A principal função da CPI da Petrobrás parece ser a de criar constrangimentos aos adversários do presidente da Câmara, Eduardo Cunha (PMDB-RJ). Tenta-se protegê-lo depois que o procurador-geral da República, Rodrigo Janot, disse haver “elementos muito fortes” para investigar o deputado no âmbito da Operação Lava Jato. Mas isso tem sido feito com tal incompetência e falta de compostura que as sessões da CPI ficam parecendo pastelão de humor negro – afinal até os mortos foram invocados pelos vivaldinos para criar confusão. O último lance dessa comédia ocorreu na terça-feira, quando da acareação entre o doleiro Alberto Youssef e o ex-diretor da Petrobrás Paulo Roberto Costa.
Como esperado, nada de novo emergiu, os dois confirmaram tudo o que já haviam dito à Polícia Federal e à Justiça e que já é de amplo conhecimento público. Youssef reafirmou que, segundo seu entendimento, a presidente Dilma Rousseff sabia de todo o esquema por meio de Costa – que, por sua vez, negou novamente ter tido qualquer contato com Dilma ou com o ex-presidente Lula para tratar da operação na Petrobrás. Os dois mantiveram também a contradição a respeito da suposta participação do ex-ministro Antonio Palocci no escândalo – Costa sustentou a versão segundo a qual Youssef lhe pediu dinheiro para a campanha de Dilma, em 2010, a pedido de Palocci, e o doleiro continuou a negar tudo.
A esse propósito, porém, Youssef informou aos parlamentares que “tem outro réu colaborador que está falando” e que, “assim que essa colaboração for noticiada, vocês vão saber quem pediu e quem repassou os recursos”. Ou seja, Youssef, um dos réus do processo, parece ter acesso a informações sobre outros depoimentos da Lava Jato que ainda não são públicas.
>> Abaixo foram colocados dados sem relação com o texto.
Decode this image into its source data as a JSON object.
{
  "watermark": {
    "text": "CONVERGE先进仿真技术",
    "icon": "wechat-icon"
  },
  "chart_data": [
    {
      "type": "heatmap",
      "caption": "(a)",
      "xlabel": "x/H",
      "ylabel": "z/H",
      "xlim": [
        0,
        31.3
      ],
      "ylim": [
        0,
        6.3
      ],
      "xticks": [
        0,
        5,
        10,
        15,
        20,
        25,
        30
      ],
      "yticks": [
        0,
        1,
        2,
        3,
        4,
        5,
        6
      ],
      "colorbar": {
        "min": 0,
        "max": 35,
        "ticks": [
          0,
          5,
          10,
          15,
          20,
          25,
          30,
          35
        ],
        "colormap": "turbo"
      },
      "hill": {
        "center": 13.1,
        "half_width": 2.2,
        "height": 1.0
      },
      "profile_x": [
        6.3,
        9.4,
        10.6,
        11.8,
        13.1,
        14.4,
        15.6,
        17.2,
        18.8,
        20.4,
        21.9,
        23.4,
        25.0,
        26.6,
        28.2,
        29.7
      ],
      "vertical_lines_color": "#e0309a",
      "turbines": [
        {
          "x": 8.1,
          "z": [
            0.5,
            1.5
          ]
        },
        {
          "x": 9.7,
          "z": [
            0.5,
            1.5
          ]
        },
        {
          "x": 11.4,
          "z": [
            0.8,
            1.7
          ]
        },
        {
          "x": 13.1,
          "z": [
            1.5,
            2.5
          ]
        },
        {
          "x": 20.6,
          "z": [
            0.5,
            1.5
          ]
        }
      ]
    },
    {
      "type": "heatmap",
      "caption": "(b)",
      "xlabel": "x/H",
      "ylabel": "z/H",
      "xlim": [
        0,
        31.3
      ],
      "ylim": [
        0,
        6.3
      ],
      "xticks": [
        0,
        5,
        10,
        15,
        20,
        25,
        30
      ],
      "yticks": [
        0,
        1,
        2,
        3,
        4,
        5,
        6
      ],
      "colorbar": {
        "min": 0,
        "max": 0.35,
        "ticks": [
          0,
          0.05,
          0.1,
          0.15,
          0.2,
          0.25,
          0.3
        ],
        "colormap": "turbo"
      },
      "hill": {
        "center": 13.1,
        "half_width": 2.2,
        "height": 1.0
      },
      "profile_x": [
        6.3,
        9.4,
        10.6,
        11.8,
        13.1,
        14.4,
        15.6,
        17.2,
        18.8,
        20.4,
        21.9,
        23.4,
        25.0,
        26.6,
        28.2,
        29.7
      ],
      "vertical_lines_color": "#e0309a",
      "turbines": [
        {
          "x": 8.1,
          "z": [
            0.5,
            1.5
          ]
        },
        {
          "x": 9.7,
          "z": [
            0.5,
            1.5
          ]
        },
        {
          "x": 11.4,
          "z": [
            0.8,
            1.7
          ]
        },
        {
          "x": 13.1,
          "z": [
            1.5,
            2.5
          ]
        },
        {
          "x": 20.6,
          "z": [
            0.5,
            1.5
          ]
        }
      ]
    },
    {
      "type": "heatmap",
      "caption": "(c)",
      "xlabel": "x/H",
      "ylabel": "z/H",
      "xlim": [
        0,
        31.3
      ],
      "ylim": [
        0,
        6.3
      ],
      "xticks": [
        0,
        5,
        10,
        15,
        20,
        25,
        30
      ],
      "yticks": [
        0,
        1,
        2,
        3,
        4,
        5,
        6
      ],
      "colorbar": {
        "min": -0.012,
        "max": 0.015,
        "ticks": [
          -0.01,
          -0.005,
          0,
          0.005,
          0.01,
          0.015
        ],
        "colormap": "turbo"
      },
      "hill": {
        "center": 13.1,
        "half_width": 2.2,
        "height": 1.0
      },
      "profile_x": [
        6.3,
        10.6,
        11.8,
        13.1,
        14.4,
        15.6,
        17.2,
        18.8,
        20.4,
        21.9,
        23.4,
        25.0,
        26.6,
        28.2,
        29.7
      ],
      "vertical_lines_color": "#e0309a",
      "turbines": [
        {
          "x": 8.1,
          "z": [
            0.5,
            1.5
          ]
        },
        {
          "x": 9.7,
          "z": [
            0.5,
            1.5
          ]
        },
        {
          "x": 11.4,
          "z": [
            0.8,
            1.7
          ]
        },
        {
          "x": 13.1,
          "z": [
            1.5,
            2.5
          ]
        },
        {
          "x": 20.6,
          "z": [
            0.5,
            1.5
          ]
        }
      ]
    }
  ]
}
Essa situação não parece ter causado espanto aos parlamentares, que tocaram a sessão adiante.
O momento mais constrangedor, no entanto, ocorreu quando o deputado João Henrique Holanda (SD-AL) perguntou a Youssef quem era o parlamentar da CPI que o havia intimidado, conforme o doleiro havia relatado à Justiça. Youssef negou-se a responder. Foi então questionado pelo deputado Celso Pansera (PMDB-RJ), aliado de Eduardo Cunha, que insistia em saber a identidade desse parlamentar. “É o senhor”, afirmou o doleiro, com o dedo em riste. Pansera, chamado por Youssef de “pau-mandado de Cunha” em seu depoimento à Justiça, havia pedido à CPI que quebrasse os sigilos bancário, fiscal e telefônico da ex-mulher e das duas filhas do doleiro. O bate-boca que se seguiu entre os dois foi digno dessa CPI.
Nesse teatro do absurdo, só faltava mesmo invocar os mortos – aqueles que não podem falar. Um é Sérgio Guerra, senador tucano morto em 2014, que teria recebido R$ 10 milhões para abafar uma CPI para investigar a Petrobrás em 2009. Como já haviam feito em outras ocasiões, Costa e Youssef reafirmaram que Guerra recebeu a propina, paga por uma empreiteira – em juízo, Costa disse que era a Queiroz Galvão, enquanto Youssef declarou à CPI que foi a Camargo Corrêa.
O outro falecido é o ex-deputado José Janene (PP), chamado de “compadre” por Youssef. Segundo o doleiro, Janene lhe contou que o senador tucano Aécio Neves (MG) recebeu propina sobre contratos de Furnas. Morto em 2010, Janene, pivô também do escândalo do mensalão, não pode confirmar o que disse seu “compadre”.
Para os propósitos da CPI, no entanto, nada disso importa. Enquanto aos companheiros de Eduardo Cunha interessa apenas intimidar testemunhas e salvar o padrinho, aos petistas vale invocar cadáveres para tentar incluir no mesmo saco da corrupção os partidos de oposição, já que parece impossível salvar a reputação de muitos de seus próprios correligionários.
Enquanto isso, a CPI não convoca quem realmente tem algo importante a dizer – a começar pelo próprio Eduardo Cunha e pelo empresário Júlio Camargo, que o delatou. Na última vez que o deputado Ivan Valente (PSOL-SP) exigiu a convocação de Cunha, o deputado Pansera reagiu dizendo que “isso já está enchendo o saco”.